D’un côté, 1000 milliards de profits, dont plus de 90% directement redistribués aux actionnaires. Des valorisations boursières en hausse exponentielle. Un chiffre d’affaires multiplié par six depuis les années 1990, des actifs et des dividendes multipliés par douze. Plusieurs milliards de dollars versés chaque année aux grands fonds de Wall Street comme BlackRock et Vanguard. Et des rémunérations patronales qui battent tous les records.
De l’autre côté, des impôts qui stagnent depuis vingt ans. Plusieurs centaines de milliards de dollars abrités dans des paradis fiscaux, à l’image du laboratoire américain Pfizer, qui y possède les secondes plus importantes réserves de cash après celles d’Apple. Un soutien massif des pouvoirs publics et de la collectivité, depuis le financement de la recherche jusqu’à la prise en charge des dépenses de santé par l’assurance maladie : laboratoires et fonds publics contribuent ainsi au développement de traitements onéreux, comme le Sovaldi de Gilead, que la collectivité sera amenée à payer une seconde fois, à travers le remboursement des dépenses de médicaments. Des ruptures d’approvisionnement de médicaments essentiels et des pans entiers de recherche en santé publique délaissés (comme la résistance aux antibiotiques) au profit des segments de marché les plus lucratifs, comme certains cancers. Un prix qui augmente en flèche pour les médicaments dits « innovants ». Des pertes d’emploi, notamment dans les équipes de recherche-développement comme chez Sanofi, au profit d’un modèle commercial de plus en plus calqué sur celui de Nike ou Apple, où la priorité est au marketing et aux actionnaires, et où une part croissante de l’activité est externalisée à des sous-traitants.
Un portrait sans concession des multinationales du médicament
Chiffres inédits à l’appui, le nouveau volet des « Pharma Papers », publiés par l’Observatoire des multinationales et Basta!, dresse un portrait sans concession des multinationales du médicament, qui n’ont plus grand chose à voir avec les laboratoires d’antan.
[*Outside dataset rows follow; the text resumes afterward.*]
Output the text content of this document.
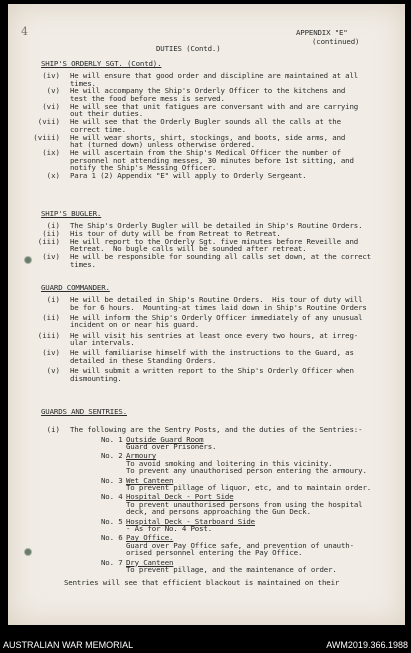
4	APPENDIX "E"
(continued)
DUTIES (Contd.)
SHIP'S ORDERLY SGT. (Contd).
(iv) He will ensure that good order and discipline are maintained at all
times.
(v) He will accompany the Ship's Orderly Officer to the kitchens and
test the food before mess is served.
(vi) He will see that unit fatigues are conversant with and are carrying
out their duties.
(vii) He will see that the Orderly Bugler sounds all the calls at the
correct time.
(viii) He will wear shorts, shirt, stockings, and boots, side arms, and
hat (turned down) unless otherwise ordered.
(ix) He will ascertain from the Ship's Medical Officer the number of
personnel not attending messes, 30 minutes before 1st sitting, and
notify the Ship's Messing Officer.
(x) Para 1 (2) Appendix "E" will apply to Orderly Sergeant.
SHIP'S BUGLER.
(i) The Ship's Orderly Bugler will be detailed in Ship's Routine Orders.
(ii) His tour of duty will be from Retreat to Retreat.
(iii) He will report to the Orderly Sgt. five minutes before Reveille and
Retreat.  No bugle calls will be sounded after retreat.
(iv) He will be responsible for sounding all calls set down, at the correct
times.
GUARD COMMANDER.
(i) He will be detailed in Ship's Routine Orders.  His tour of duty will
be for 6 hours.  Mounting-at times laid down in Ship's Routine Orders
(ii) He will inform the Ship's Orderly Officer immediately of any unusual
incident on or near his guard.
(iii) He will visit his sentries at least once every two hours, at irreg-
ular intervals.
(iv) He will familiarise himself with the instructions to the Guard, as
detailed in these Standing Orders.
(v) He will submit a written report to the Ship's Orderly Officer when
dismounting.
GUARDS AND SENTRIES.
(i) The following are the Sentry Posts, and the duties of the Sentries:-
No. 1 Outside Guard Room
Guard over Prisoners.
No. 2 Armoury
To avoid smoking and loitering in this vicinity.
To prevent any unauthorised person entering the armoury.
No. 3 Wet Canteen
To prevent pillage of liquor, etc, and to maintain order.
No. 4 Hospital Deck - Port Side
To prevent unauthorised persons from using the hospital
deck, and persons approaching the Gun Deck.
No. 5 Hospital Deck - Starboard Side
- As for No. 4 Post.
No. 6 Pay Office.
Guard over Pay Office safe, and prevention of unauth-
orised personnel entering the Pay Office.
No. 7 Dry Canteen
To prevent pillage, and the maintenance of order.
Sentries will see that efficient blackout is maintained on their
AUSTRALIAN WAR MEMORIAL	AWM2019.366.1988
Optimisation fiscale, secret des affaires, stratégie guidée par les marchés financiers, externalisations et sous-traitance... Les pratiques de « Big Pharma » n’ont rien à envier à celles des autres multinationales. Pourtant, ces mêmes entreprises continuent à bénéficier d’un soutien financier massif et multiforme des pouvoirs publics et de la collectivité. N’ont-elles pas depuis longtemps rompu le « contrat social » qui justifiait ce soutien ?
À lire dans ce quatrième volet :
– 1000 milliards d’euros de profits en vingt ans : comment les labos sont devenus des monstres financiers
– Quand les labos abandonnent leur mission de santé publique pour ressembler à Nike ou à Apple
– De fusions en licenciements massifs, de rachats en délocalisation, comment Sanofi est devenue « Big Pharma »
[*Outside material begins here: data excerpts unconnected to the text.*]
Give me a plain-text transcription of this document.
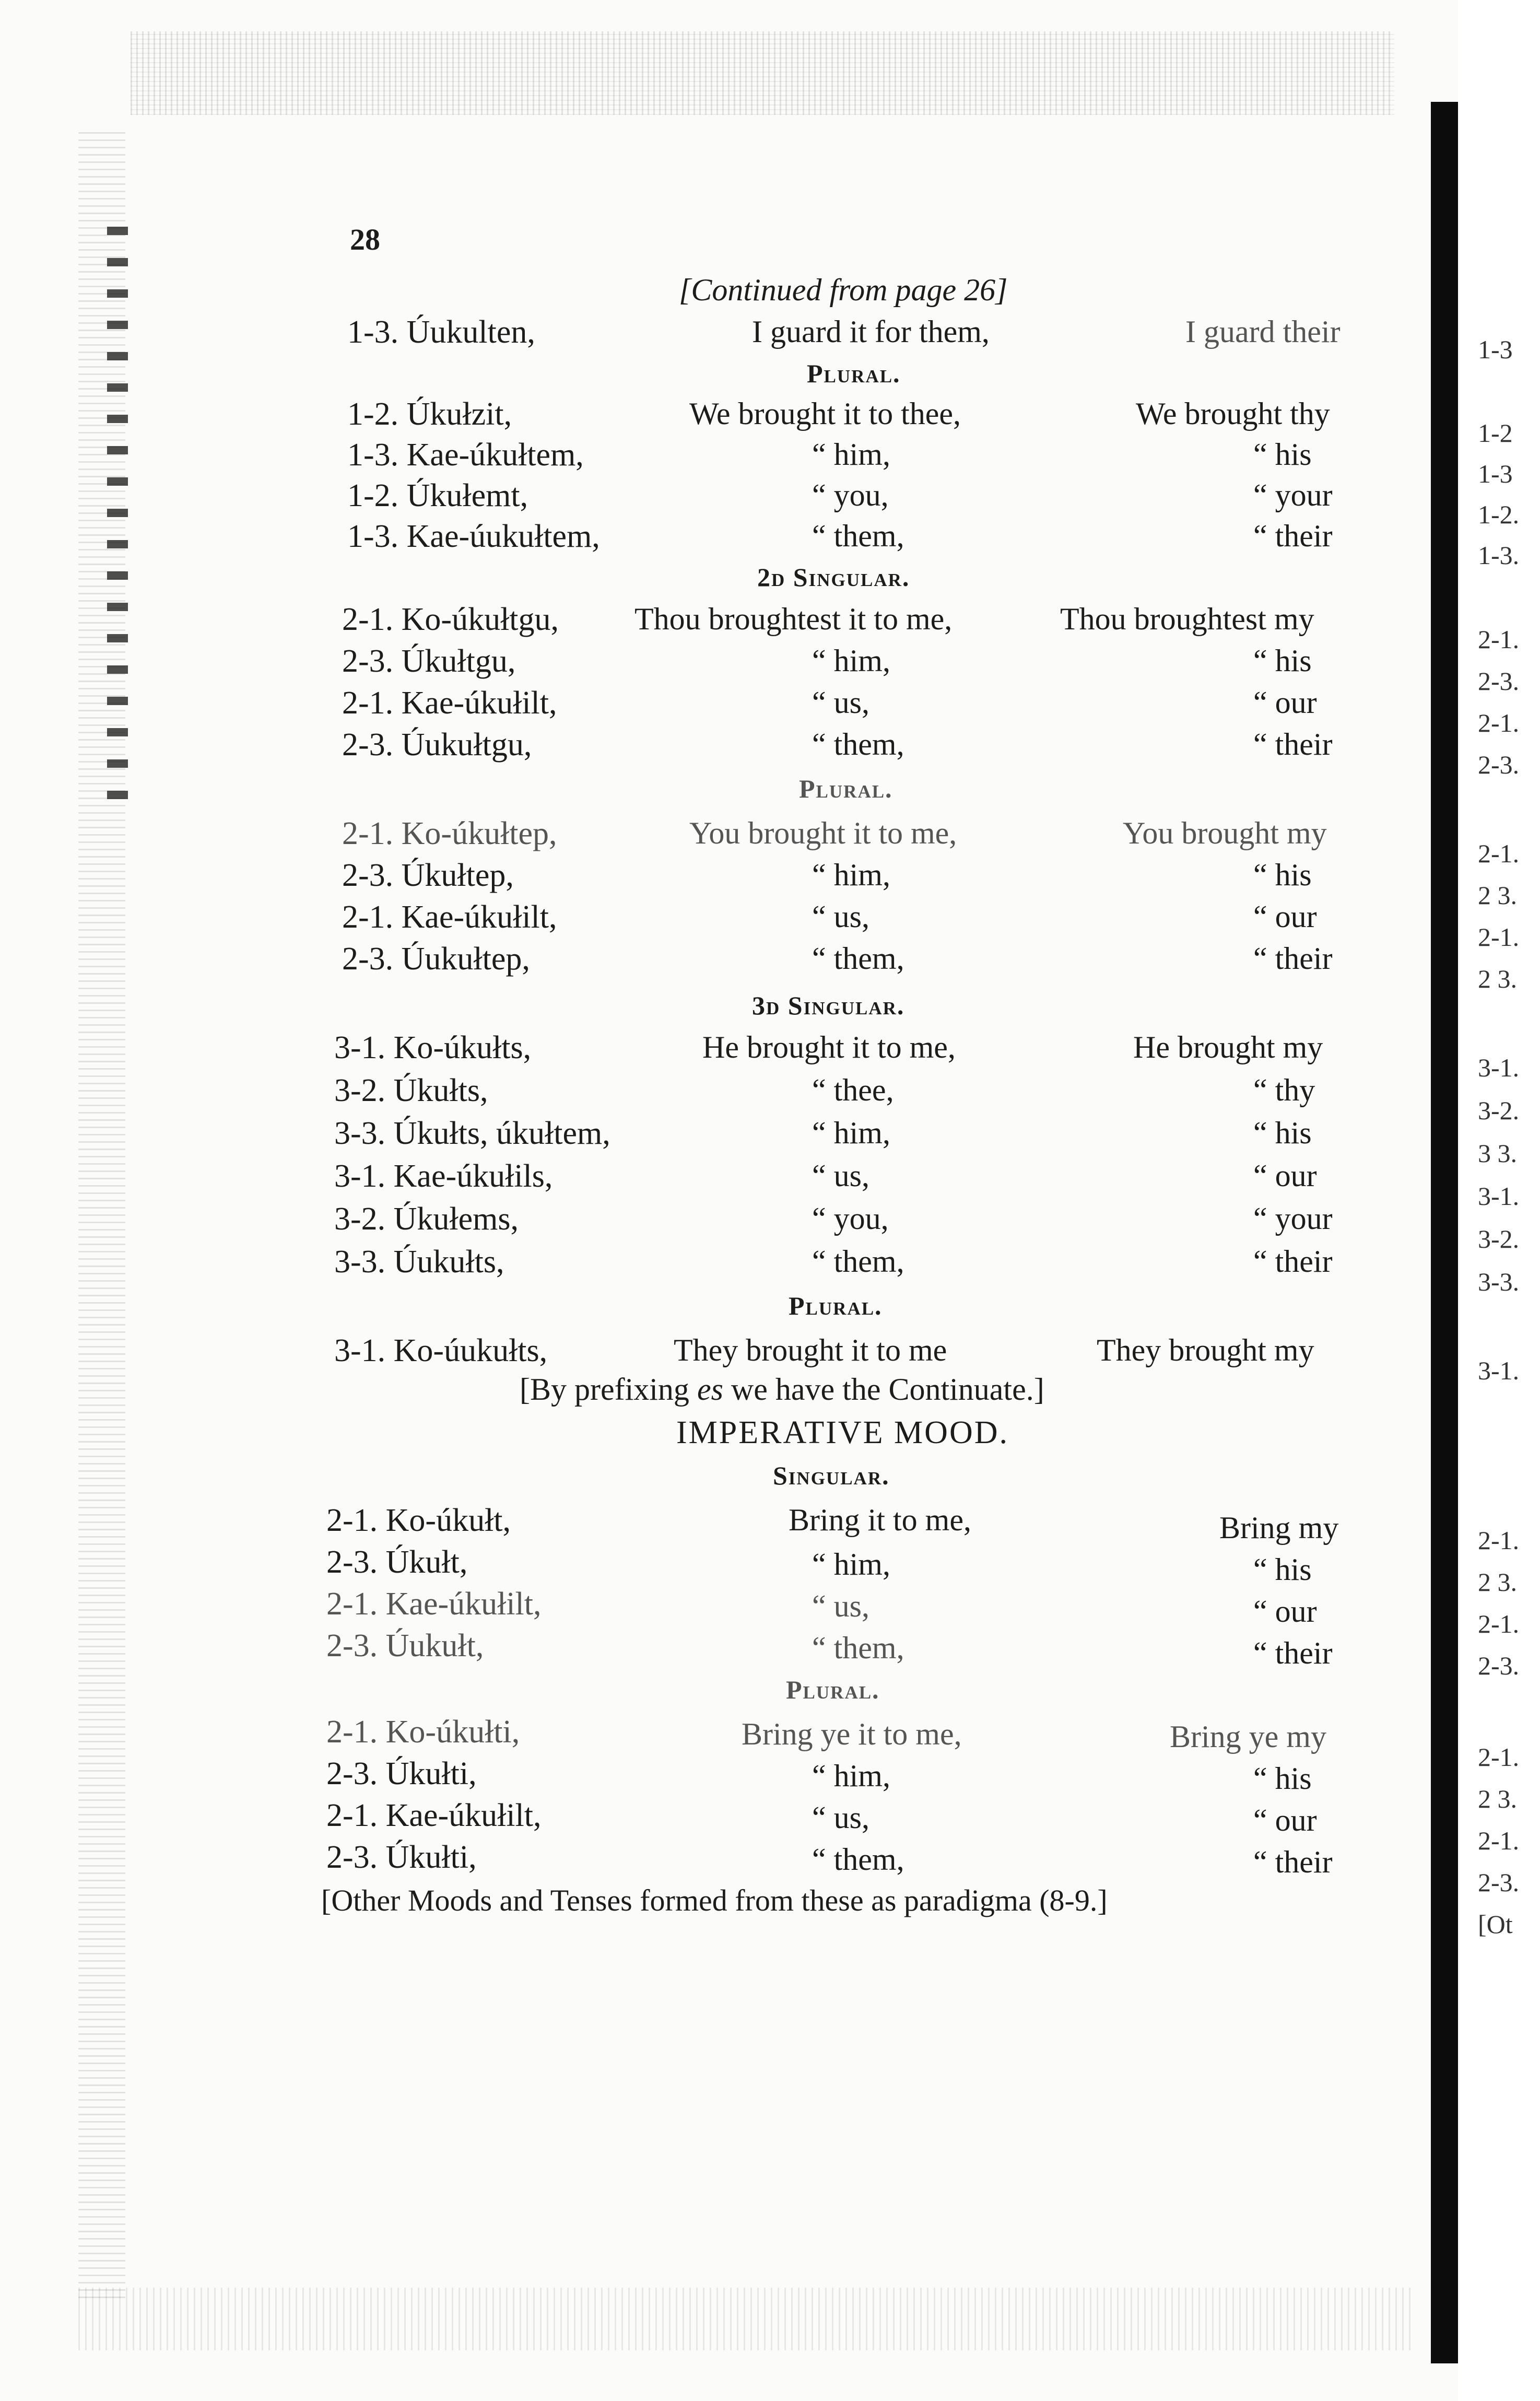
28
[Continued from page 26]
1-3. Úukulten,	I guard it for them,	I guard their
Plural.
1-2. Úkułzit,	We brought it to thee,	We brought thy
1-3. Kae-úkułtem,	“ him,	“ his
1-2. Úkułemt,	“ you,	“ your
1-3. Kae-úukułtem,	“ them,	“ their
2d Singular.
2-1. Ko-úkułtgu, Thou broughtest it to me,	Thou broughtest my
2-3. Úkułtgu,	“ him,	“ his
2-1. Kae-úkułilt,	“ us,	“ our
2-3. Úukułtgu,	“ them,	“ their
Plural.
2-1. Ko-úkułtep,	You brought it to me,	You brought my
2-3. Úkułtep,	“ him,	“ his
2-1. Kae-úkułilt,	“ us,	“ our
2-3. Úukułtep,	“ them,	“ their
3d Singular.
3-1. Ko-úkułts,	He brought it to me,	He brought my
3-2. Úkułts,	“ thee,	“ thy
3-3. Úkułts, úkułtem,	“ him,	“ his
3-1. Kae-úkułils,	“ us,	“ our
3-2. Úkułems,	“ you,	“ your
3-3. Úukułts,	“ them,	“ their
Plural.
3-1. Ko-úukułts,	They brought it to me	They brought my
[By prefixing es we have the Continuate.]
IMPERATIVE MOOD.
Singular.
2-1. Ko-úkułt,	Bring it to me,	Bring my
2-3. Úkułt,	“ him,	“ his
2-1. Kae-úkułilt,	“ us,	“ our
2-3. Úukułt,	“ them,	“ their
Plural.
2-1. Ko-úkułti,	Bring ye it to me,	Bring ye my
2-3. Úkułti,	“ him,	“ his
2-1. Kae-úkułilt,	“ us,	“ our
2-3. Úkułti,	“ them,	“ their
[Other Moods and Tenses formed from these as paradigma (8-9.]
1-3
1-2
1-3
1-2.
1-3.
2-1.
2-3.
2-1.
2-3.
2-1.
2 3.
2-1.
2 3.
3-1.
3-2.
3 3.
3-1.
3-2.
3-3.
3-1.
2-1.
2 3.
2-1.
2-3.
2-1.
2 3.
2-1.
2-3.
[Ot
– Une industrie dopée au « secret des affaires »
– Derrière les profits des labos, un soutien financier multiforme des pouvoirs publics
– Quand les revenus du médicament atterrissent dans les paradis fiscaux
Avec les « Pharma Papers », Basta! et l’Observatoire des multinationales mettent en lumière, à travers des enquêtes, des reportages, des données et des chiffres jusqu’ici peu accessibles, les confortables profits engrangés par les laboratoires pharmaceutiques sur le dos des systèmes de sécurité sociale, et les énormes moyens d’influence déployés pour préserver ces profits.